Dan kemudian kulihat dia mulai jatuh. Aku menangkapnya. Sungguh.
Andai saja aku lebih cepat. Andai saja..." Suaranya bertambah lirih,
tertimpa sedu-sedannya yang keras.
Tidak, pikir Becka getir. Tidak! Kau mendorongnya, Honey.
Kau mendorong Trish untuk membalasku.
Kau mendorong Trish. Tapi apakah kau telah membunuhnya"
"Napasnya aneh." Suara Deena Martinson memecah lamunan
Becka. Becka berbalik dan melihat Deena sedang membungkuk di
atas Trish, merendahkan telinganya hingga hampir menyentuh wajah
Trish. Ia sedang mendengarkan dengan sungguh-sungguh.
"Tapi dia masih bernapas?" tanya seorang cewek dari dekat
pendiangan. "Dia masih bernapas, tapi napasnya keras. Sepertinya dia susah
bernapas," Deena memberi laporan.
"Di mana ambulansnya?" tanya seseorang.
"Kau sudah menelepon?"
"Aku menelepon 911," suara David Metcalf terdengar. "Aku
langsung menelepon. Mereka seharusnya sudah ada di sini."
"Aku tak mendengar bunyi sirene," kata seseorang.
"Di luar turun salju. Mungkin mereka mengalami kesulitan,"
David memberi pendapat. "Apakah kita tahu di mana orangtuanya?" tanya salah satu
cewek. Becka menatap tubuh Trish yang tidak bergerak. Sekali lagi, ia
berusaha membalikkan tubuh Trish, untuk membuat Trish lebih
nyaman. Sekujur tubuh Trish bergetar.
Becka berteriak. Demikian juga beberapa anak yang lain.
Namun Trish tidak membuka matanya.
Napasnya keras dan tidak beraturan sekarang.
Tiba-tiba Becka merasa ada lengan yang melingkari bahunya.
Berharap itu Bill, ia menoleh.
Honey! "Semuanya akan baik-baik saja, Becka," bisik Honey,
mendekatkan wajahnya ke wajah Becka. "Semuanya akan baik-baik
saja. Aku ada di sini."
Honey terisak-isak keras. Wajahnya basah dengan air mata.
Lengannya terasa berat di bahu Becka.
"Kau masih punya teman," bisik Honey. "Aku di sini.
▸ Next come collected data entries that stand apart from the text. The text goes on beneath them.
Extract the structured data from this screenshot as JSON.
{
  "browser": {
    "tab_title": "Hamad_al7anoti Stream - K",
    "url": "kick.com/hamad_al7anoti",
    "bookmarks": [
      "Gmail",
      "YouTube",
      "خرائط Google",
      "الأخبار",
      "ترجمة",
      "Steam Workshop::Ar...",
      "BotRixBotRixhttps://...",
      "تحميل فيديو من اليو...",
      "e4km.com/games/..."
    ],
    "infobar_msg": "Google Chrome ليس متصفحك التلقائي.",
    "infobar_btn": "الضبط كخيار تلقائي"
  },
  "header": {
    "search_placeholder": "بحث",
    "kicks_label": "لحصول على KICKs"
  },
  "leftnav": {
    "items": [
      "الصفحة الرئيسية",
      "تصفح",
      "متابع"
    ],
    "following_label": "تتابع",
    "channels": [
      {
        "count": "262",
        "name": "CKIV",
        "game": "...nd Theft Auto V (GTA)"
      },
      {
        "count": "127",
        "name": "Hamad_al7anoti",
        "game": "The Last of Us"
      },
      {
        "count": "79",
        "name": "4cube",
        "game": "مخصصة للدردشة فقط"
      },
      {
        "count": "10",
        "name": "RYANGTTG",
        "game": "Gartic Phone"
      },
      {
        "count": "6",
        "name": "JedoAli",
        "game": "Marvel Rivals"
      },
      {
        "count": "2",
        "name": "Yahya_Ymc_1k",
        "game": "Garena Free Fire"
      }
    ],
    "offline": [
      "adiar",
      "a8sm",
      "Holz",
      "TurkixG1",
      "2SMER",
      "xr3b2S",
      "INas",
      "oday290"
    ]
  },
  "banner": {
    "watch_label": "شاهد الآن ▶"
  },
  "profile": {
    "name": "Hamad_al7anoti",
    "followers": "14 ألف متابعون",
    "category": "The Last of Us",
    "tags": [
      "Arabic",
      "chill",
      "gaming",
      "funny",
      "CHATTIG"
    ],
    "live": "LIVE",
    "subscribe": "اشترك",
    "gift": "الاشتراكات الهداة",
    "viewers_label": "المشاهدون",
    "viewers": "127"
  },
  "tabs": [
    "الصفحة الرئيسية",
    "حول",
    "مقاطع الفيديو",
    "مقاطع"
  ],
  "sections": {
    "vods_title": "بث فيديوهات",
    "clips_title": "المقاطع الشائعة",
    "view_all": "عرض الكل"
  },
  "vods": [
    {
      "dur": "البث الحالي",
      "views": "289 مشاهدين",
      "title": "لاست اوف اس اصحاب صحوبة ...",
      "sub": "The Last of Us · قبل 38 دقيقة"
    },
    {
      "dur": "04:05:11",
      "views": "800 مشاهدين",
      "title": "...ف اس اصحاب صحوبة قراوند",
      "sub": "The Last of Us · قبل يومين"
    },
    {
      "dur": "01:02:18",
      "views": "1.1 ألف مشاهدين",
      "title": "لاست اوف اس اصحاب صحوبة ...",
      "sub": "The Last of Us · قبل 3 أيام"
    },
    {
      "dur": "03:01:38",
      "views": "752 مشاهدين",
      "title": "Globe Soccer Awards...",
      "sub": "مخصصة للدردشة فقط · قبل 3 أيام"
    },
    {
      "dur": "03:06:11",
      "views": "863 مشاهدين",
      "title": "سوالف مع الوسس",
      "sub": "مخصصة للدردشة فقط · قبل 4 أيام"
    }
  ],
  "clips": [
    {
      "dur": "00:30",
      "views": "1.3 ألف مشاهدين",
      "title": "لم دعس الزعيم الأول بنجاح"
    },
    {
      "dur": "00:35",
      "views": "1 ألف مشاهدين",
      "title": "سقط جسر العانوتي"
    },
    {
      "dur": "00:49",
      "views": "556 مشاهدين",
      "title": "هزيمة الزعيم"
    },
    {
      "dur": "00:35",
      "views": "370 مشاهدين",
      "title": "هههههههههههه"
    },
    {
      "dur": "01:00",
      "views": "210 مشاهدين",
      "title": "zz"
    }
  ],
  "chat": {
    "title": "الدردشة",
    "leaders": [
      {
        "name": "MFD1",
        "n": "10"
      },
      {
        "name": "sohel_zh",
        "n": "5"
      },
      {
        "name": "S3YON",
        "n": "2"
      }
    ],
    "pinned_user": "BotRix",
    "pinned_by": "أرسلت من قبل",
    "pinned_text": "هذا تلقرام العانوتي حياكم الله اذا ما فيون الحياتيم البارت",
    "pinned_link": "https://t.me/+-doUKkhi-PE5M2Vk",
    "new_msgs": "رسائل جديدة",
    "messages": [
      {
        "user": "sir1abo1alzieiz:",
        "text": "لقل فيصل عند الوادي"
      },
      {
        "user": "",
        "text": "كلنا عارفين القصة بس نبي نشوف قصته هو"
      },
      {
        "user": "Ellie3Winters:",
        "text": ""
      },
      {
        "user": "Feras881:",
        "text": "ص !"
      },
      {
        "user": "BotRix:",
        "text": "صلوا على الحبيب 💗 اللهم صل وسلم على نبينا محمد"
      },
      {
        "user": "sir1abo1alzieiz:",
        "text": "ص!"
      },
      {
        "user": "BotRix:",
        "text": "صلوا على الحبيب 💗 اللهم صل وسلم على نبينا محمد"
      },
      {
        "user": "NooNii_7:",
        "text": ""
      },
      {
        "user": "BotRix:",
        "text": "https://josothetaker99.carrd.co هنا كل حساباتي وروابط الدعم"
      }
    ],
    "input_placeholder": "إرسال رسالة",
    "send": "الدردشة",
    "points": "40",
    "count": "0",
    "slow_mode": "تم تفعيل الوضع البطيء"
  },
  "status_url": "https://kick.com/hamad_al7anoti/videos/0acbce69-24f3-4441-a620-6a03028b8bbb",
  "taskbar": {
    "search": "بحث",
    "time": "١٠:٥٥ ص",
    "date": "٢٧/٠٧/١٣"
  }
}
Aku
takkan pergi. Aku masih di sini."
"Tidak!" jerit Becka.
Beberapa anak lain berteriak terkejut.
Becka mendorong Honey dan bangkit berdiri.
"Tidak!" Aku harus pergi, pikir Becka. Pergi!
Ia berlari membabi buta ke pintu depan, menarik pintu itu
hingga terbuka, dan menghambur keluar...
Bertubrukan dengan dua petugas polisi yang berseragam hitam.
"Berhenti!" seru salah satu polisi itu, yang lebih terkejut
daripada Becka. "Kau akan ke mana?" tanya polisi yang satunya.
Sambil menahan napas, Becka melangkah mundur selangkah.
"Saya... saya tak tahu...," Becka tergagap. Ia mundur kembali ke
koridor. Semuanya tampak kabur. Berputar-putar mengerikan.
Kedua polisi itu mengibaskan salju di topi mereka, lalu
mengikutinya masuk. "Apa yang terjadi di sini?" tanya salah satu polisi itu.
Mendadak Becka pusing, pusing dan lemah, terlalu pusing
untuk berdiri, terlalu lemah untuk menahan semua ini.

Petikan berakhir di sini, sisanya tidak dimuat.